This Week in Tech News

Did the Russians Really Hack Us or Not?

Episode 1352

hacking

The Russian hacking story is now all over the news, especially after the joint agency report about the hacking. Many security experts aren't basing their assessment on that report, and it was most likely misdirection for public consumption having nothing to do with the actual information. In the report, they listed about a hundred IP addresses that they believe were used by Russian government hackers. The problem with those IP addresses is that a lot of them are TOR exit nodes, which could have been used by anyone.

Michigan Passes First Autonomous Car Laws

Episode 1347

Autonomous Car

Michigan became the first state in the union to pass laws that would pave the way for autonomous self driving cars. But in doing so, they made it only legal for auto manufacturers to do so. Leo says that no driver will be required and that Google and other companies pushing for the laws applauded the move even though they can't create them just yet. But Leo suspects there's a loop hole in there somewhere. Next comes Florida.
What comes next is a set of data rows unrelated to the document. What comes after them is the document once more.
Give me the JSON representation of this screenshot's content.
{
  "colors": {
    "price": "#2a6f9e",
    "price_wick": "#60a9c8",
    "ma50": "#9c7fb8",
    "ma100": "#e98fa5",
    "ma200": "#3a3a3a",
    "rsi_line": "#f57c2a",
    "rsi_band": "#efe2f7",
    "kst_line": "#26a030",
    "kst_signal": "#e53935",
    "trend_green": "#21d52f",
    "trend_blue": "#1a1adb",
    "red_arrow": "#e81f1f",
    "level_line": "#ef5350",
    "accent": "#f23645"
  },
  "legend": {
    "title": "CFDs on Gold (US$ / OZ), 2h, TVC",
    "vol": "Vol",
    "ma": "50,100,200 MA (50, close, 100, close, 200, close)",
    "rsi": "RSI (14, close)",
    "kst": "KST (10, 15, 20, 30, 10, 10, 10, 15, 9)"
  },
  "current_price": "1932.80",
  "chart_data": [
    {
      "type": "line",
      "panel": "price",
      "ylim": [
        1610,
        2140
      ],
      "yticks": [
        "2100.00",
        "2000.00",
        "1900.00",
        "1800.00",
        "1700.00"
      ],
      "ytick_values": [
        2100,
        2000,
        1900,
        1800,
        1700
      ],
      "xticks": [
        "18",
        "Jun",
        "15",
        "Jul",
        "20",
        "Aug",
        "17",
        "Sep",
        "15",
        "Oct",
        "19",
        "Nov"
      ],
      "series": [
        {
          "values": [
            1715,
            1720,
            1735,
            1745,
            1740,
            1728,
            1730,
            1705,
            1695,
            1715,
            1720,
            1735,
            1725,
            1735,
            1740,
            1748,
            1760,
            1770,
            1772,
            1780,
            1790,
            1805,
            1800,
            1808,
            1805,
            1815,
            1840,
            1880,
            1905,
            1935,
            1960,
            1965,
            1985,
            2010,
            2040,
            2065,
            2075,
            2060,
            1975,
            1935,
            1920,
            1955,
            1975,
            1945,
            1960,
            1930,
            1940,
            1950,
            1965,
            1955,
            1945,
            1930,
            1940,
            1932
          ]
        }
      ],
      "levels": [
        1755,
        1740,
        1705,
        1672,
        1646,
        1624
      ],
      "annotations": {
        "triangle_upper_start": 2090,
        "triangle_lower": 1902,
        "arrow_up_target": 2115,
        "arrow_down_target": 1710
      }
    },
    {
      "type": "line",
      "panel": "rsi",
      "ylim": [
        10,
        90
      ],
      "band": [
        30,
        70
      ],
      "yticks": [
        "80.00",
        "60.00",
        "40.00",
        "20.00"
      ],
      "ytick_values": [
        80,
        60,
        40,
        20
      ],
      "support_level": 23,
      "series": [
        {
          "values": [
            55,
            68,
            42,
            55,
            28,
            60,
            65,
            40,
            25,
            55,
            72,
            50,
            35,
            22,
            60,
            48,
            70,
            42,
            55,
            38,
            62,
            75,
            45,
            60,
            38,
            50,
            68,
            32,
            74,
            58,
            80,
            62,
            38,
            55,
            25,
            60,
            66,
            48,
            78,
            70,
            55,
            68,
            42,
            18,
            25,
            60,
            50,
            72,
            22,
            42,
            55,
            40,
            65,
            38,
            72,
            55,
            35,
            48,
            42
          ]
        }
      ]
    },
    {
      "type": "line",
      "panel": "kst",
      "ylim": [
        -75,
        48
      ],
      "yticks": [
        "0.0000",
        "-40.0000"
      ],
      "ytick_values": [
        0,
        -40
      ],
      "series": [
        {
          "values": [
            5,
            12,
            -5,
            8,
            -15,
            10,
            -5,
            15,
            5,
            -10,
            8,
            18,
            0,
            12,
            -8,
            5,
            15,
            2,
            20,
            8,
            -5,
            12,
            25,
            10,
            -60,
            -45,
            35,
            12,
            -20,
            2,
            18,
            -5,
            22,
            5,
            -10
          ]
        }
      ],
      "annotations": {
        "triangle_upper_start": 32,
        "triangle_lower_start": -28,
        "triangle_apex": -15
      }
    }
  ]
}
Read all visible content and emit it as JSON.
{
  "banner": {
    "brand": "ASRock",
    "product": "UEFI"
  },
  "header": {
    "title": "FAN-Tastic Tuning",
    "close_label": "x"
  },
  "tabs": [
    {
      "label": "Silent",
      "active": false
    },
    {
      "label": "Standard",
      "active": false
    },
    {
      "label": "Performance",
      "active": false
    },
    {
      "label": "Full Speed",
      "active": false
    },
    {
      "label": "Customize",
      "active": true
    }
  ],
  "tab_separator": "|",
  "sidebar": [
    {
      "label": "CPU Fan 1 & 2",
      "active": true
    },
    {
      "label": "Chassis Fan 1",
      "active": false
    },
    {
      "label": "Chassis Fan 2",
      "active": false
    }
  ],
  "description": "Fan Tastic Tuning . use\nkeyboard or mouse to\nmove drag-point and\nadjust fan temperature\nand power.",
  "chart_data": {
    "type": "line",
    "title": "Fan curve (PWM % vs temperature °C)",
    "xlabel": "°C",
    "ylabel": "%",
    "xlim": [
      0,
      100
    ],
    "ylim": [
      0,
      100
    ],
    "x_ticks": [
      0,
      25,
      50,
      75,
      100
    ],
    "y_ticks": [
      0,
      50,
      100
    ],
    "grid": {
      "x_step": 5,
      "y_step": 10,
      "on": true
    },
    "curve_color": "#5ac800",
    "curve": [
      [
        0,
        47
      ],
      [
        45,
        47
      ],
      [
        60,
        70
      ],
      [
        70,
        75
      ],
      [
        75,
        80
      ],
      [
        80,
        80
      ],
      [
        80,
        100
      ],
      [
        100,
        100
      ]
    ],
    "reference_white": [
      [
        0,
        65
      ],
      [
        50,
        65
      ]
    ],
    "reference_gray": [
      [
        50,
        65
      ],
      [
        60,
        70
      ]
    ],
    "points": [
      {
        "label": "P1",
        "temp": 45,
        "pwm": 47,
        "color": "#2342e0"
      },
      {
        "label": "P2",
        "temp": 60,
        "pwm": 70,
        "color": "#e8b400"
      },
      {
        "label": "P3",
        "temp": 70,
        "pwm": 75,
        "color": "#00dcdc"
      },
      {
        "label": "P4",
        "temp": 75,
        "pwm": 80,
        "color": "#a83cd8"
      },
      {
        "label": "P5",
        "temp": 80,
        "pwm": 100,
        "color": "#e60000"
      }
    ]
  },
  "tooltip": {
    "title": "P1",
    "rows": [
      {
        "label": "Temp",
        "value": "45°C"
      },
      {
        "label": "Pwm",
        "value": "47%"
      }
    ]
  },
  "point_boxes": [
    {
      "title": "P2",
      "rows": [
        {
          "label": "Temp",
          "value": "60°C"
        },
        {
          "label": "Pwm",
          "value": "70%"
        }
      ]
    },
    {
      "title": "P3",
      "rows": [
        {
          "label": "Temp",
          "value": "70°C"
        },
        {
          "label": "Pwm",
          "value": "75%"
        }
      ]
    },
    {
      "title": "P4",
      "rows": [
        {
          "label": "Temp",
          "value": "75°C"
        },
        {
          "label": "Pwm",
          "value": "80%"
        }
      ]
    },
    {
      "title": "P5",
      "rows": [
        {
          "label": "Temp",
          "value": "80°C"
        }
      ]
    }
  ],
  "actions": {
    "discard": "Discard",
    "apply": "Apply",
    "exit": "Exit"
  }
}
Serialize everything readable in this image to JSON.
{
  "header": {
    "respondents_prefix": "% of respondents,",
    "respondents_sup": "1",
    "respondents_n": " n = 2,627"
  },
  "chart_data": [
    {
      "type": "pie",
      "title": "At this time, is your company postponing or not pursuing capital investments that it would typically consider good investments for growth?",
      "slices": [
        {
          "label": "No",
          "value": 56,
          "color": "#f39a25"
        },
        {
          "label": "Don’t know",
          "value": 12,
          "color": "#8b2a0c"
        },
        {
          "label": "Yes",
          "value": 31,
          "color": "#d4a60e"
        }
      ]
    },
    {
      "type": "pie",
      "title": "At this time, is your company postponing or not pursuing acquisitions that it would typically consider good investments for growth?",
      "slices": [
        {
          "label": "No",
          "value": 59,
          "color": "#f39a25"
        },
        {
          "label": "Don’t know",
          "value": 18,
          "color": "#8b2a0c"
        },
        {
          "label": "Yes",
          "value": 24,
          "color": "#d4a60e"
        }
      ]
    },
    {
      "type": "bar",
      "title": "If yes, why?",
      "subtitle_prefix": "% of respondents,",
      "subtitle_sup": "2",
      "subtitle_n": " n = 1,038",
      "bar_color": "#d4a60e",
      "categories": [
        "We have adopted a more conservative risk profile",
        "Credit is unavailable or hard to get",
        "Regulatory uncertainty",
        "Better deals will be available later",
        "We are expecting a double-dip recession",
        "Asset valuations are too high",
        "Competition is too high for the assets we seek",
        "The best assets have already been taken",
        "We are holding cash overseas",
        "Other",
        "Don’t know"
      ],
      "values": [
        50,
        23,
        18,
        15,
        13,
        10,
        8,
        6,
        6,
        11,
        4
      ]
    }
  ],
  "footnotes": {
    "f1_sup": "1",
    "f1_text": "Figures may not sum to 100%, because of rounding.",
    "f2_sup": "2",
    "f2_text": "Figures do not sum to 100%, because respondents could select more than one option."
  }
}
Samsung to Send Kill Switch to Remaining Galaxy Note 7s

Episode 1347

Galaxy Note 7

With about 100,000 Note 7s still out in the wild, Samsung is about to send out an update that will make the mobile phone inoperable unless it's plugged in. It is hoped that these outlyers will then be returned by owners. Verizon has already said it won't push that update over the air during the holiday season. Meanwhile, Samsung has upped the ante to a full refund, plus an additional $100 for the trouble.

AT&T Has to Pay Back over $88 Million to Customers

Episode 1347

AT&T Logo

In performing what what the FCC called illegal "sneak charges" for ring tones and other items without consent, AT&T violated FCC regulations and must now pay customers back over $88 million in charges. Leo says it amounts to about $30 per customer.

White House Releases Augmented Reality App

Episode 1346

1600 app

The White House has released an augmented reality app. The app called "1600" allows anyone with a smartphone or tablet and a $1 bill to take a tour of 1600 Pennsylvania Avenue. Leo believes it's far more useful than virtual reality.

Microsoft is the first to leverage augmented reality with HoloLens. It's currently $3,000, but that should get cheaper soon. Leo says he wouldn't be surprised to see if plummet in price by next year.

Hands-on with the Microsoft Surface Studio

Episode 1345

Microsoft Surface Studio

The Microsoft Surface Studio is, believe it or not, Microsoft's first desktop computer. It's got a high resolution 27" screen and Leo simply can't stop playing with it. It's ideal for artists. It's expensive, though, at $3,000. What's disappointing is that the low end model at that price point only has 8GB of RAM, an i5 processor, and a 5400 rpm spinning hard drive. So Leo thinks it's a bit underpowered. He also says it's a great tool for those in creative endeavors.

Samsung Buys Harman

Episode 1342

Samsung Logo

Samsung has gotten into the high end audio world by picking up Harman, the maker of luxury and studio sound including JBL, AKG, Mark Levinson Sound, Revel Speakers, and Bowers and Wilkins.

Read more at news.samsung.com.

Fake News Is Not Just a Problem with Facebook

Episode 1341

Facebook Logo

Leo says that Facebook is learning about how to deal with fake news, but it's by no means the only portal that has to deal with it. There are plenty of news websites that fall for it as well. But while people are caught up in fake news, they are missing real news, like Apple being able to turn over the content of your iCloud account to authorities with a simple request. But nobody reports on that.